COMET: A New Memory-Efficient Deep Learning Training Framework Using Error-Bounded Lossy Compression
COMET is a modified version of the Caffe framework, enabling memory-efficient deep learning training through error-bounded lossy compression technology, SZ. We've primarily focused on modifying the Caffe [1] layer function to support SZ [2] for compressing activation data.
Note: This repository now is maintained at new account: qubilyan.
There are two methods for setting up and using COMET.
To simplify the use of COMET, we provide a docker image with the essential environment.
Assuming docker has been installed, run this command to pull our docker image from DockerHub:
docker pull jinsian/caffe
First, launch the docker image:
docker run -ti jinsian/caffe:COMET /bin/bash
Then, use the following command to start the training process with AlexNet on the Stanford Dogs dataset with COMET:
cd /opt/caffe
./build/tools/caffe train -solver ./models/bvlc_reference_caffenet/solver.prototxt
Use this command to clone the repo:
git clone https://github.com/qubilyan/Efficient-DL-training-COMET-VLDB22
Install SZ following instructions shown at https://github.com/szcompressor/SZ before building COMET.

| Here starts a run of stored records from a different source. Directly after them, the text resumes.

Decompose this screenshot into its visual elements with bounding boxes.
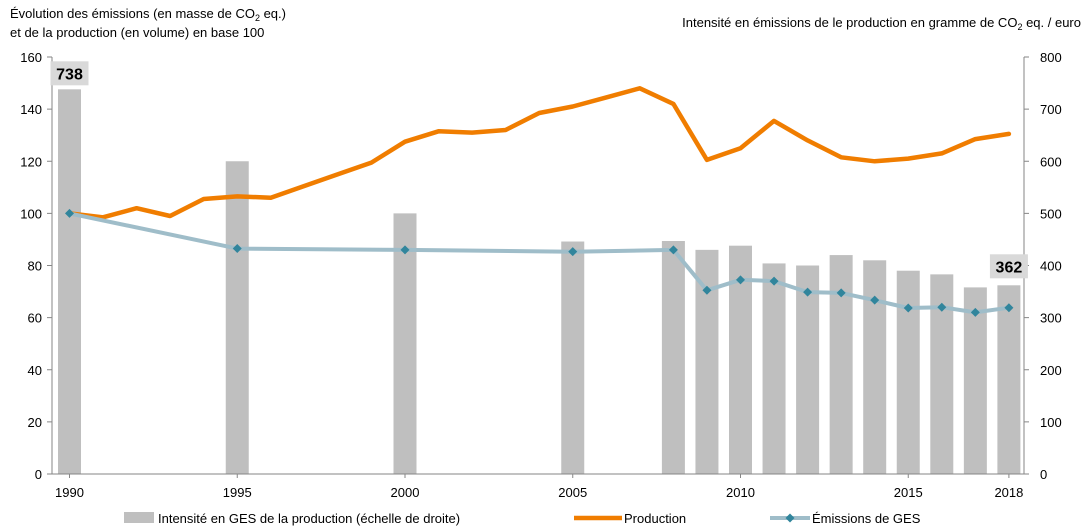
bar-intensity-2013 bbox=[829, 255, 853, 474]
left-axis-tick-label: 120 bbox=[20, 154, 42, 169]
left-axis-tick-label: 40 bbox=[28, 363, 42, 378]
bar-intensity-2017 bbox=[963, 287, 987, 474]
right-axis-title: Intensité en émissions de le production … bbox=[682, 15, 1081, 32]
right-axis-tick-label: 700 bbox=[1040, 102, 1062, 117]
right-axis-tick-label: 400 bbox=[1040, 259, 1062, 274]
left-axis-tick-label: 20 bbox=[28, 415, 42, 430]
bar-intensity-2018 bbox=[997, 285, 1021, 474]
right-axis-tick-label: 800 bbox=[1040, 50, 1062, 65]
callout-label-2018: 362 bbox=[996, 259, 1023, 276]
left-axis-tick-label: 0 bbox=[35, 467, 42, 482]
right-axis-tick-label: 600 bbox=[1040, 154, 1062, 169]
bar-intensity-2005 bbox=[561, 241, 585, 474]
callout-box-1990 bbox=[50, 61, 89, 86]
left-axis-title-line2: et de la production (en volume) en base … bbox=[10, 25, 265, 40]
marker-emissions-2008 bbox=[668, 245, 678, 255]
bar-intensity-2011 bbox=[762, 263, 786, 474]
marker-emissions-2013 bbox=[836, 288, 846, 298]
callout-label-1990: 738 bbox=[56, 66, 83, 83]
right-axis-tick-label: 500 bbox=[1040, 206, 1062, 221]
marker-emissions-2017 bbox=[970, 307, 980, 317]
bar-intensity-2012 bbox=[796, 265, 820, 474]
right-axis-tick-label: 100 bbox=[1040, 415, 1062, 430]
marker-emissions-2014 bbox=[870, 295, 880, 305]
right-axis-tick-label: 0 bbox=[1040, 467, 1047, 482]
marker-emissions-2018 bbox=[1004, 303, 1014, 313]
callout-box-2018 bbox=[989, 254, 1028, 279]
right-axis-tick-label: 200 bbox=[1040, 363, 1062, 378]
x-axis-tick-label: 2005 bbox=[558, 485, 587, 500]
bar-intensity-2008 bbox=[661, 241, 685, 474]
bar-intensity-2016 bbox=[930, 274, 954, 474]
bar-intensity-2015 bbox=[896, 270, 920, 474]
x-axis-tick-label: 2000 bbox=[391, 485, 420, 500]
right-axis-tick-label: 300 bbox=[1040, 311, 1062, 326]
x-axis-tick-label: 2018 bbox=[994, 485, 1023, 500]
legend-label-production: Production bbox=[624, 511, 686, 526]
legend-label-emissions: Émissions de GES bbox=[812, 511, 921, 526]
bar-intensity-2010 bbox=[729, 245, 752, 474]
marker-emissions-2010 bbox=[736, 275, 745, 285]
bar-intensity-1990 bbox=[58, 89, 81, 474]
left-axis-title: Évolution des émissions (en masse de CO2… bbox=[10, 5, 286, 41]
marker-emissions-2012 bbox=[803, 287, 813, 297]
x-axis-tick-label: 2010 bbox=[726, 485, 755, 500]
left-axis-title-line1: Évolution des émissions (en masse de CO2… bbox=[10, 6, 286, 23]
marker-emissions-2011 bbox=[769, 276, 779, 286]
line-production bbox=[67, 86, 1012, 220]
legend-swatch-intensity bbox=[124, 512, 154, 523]
left-axis-tick-label: 80 bbox=[28, 259, 42, 274]
left-axis-tick-label: 60 bbox=[28, 311, 42, 326]
marker-emissions-1995 bbox=[232, 244, 242, 254]
left-axis-tick-label: 160 bbox=[20, 50, 42, 65]
marker-emissions-2009 bbox=[702, 285, 712, 295]
left-axis-tick-label: 100 bbox=[20, 206, 42, 221]
legend-label-intensity: Intensité en GES de la production (échel… bbox=[158, 511, 460, 526]
legend-marker-emissions bbox=[785, 513, 795, 523]
left-axis-tick-label: 140 bbox=[20, 102, 42, 117]
marker-emissions-2005 bbox=[568, 247, 578, 257]
x-axis-tick-label: 1995 bbox=[223, 485, 252, 500]
marker-emissions-2016 bbox=[937, 302, 947, 312]
bar-intensity-2009 bbox=[695, 249, 719, 474]
bar-intensity-1995 bbox=[225, 161, 249, 474]
marker-emissions-1990 bbox=[65, 208, 74, 218]
x-axis-tick-label: 2015 bbox=[894, 485, 923, 500]
marker-emissions-2015 bbox=[903, 303, 913, 313]
x-axis-tick-label: 1990 bbox=[55, 485, 84, 500]
bar-intensity-2000 bbox=[393, 213, 417, 474]
marker-emissions-2000 bbox=[400, 245, 410, 255]
bar-intensity-2014 bbox=[863, 260, 887, 474]
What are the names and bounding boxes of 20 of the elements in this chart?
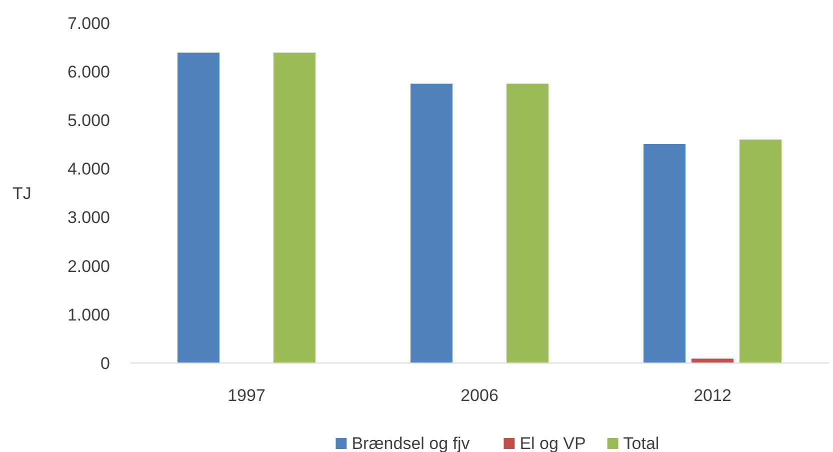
y-tick-label: 2.000 [67, 256, 110, 276]
y-tick-label: 1.000 [67, 305, 110, 324]
x-tick-label: 2006 [460, 386, 498, 405]
legend-label: Total [623, 434, 660, 452]
y-tick-label: 5.000 [67, 111, 110, 130]
x-tick-label: 1997 [228, 386, 266, 405]
y-axis-title: TJ [12, 184, 32, 203]
bar [644, 144, 686, 363]
y-tick-label: 6.000 [67, 62, 110, 82]
bar [740, 140, 782, 363]
y-tick-label: 4.000 [67, 160, 110, 179]
y-tick-label: 7.000 [67, 14, 110, 33]
x-tick-label: 2012 [694, 386, 732, 405]
y-tick-label: 0 [100, 354, 110, 373]
bar [692, 358, 734, 363]
y-tick-label: 3.000 [67, 208, 110, 228]
bar [410, 84, 452, 363]
bar [506, 84, 548, 363]
bar [178, 52, 220, 363]
bar [274, 52, 316, 363]
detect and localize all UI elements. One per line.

[1] Yangqing Jia, et al. "Caffe: Convolutional architecture for fast feature embedding." In Proceedings of the 22nd ACM international conference on Multimedia, pp. 675-678. 2014.
[2] Tian, Jiannan, et al. "cuSZ: An Efficient GPU-Based Error-Bounded Lossy Compression Framework for Scientific Data." In Proceedings of the ACM International Conference on Parallel Architectures and Compilation Techniques, pp. 3-15. 2020.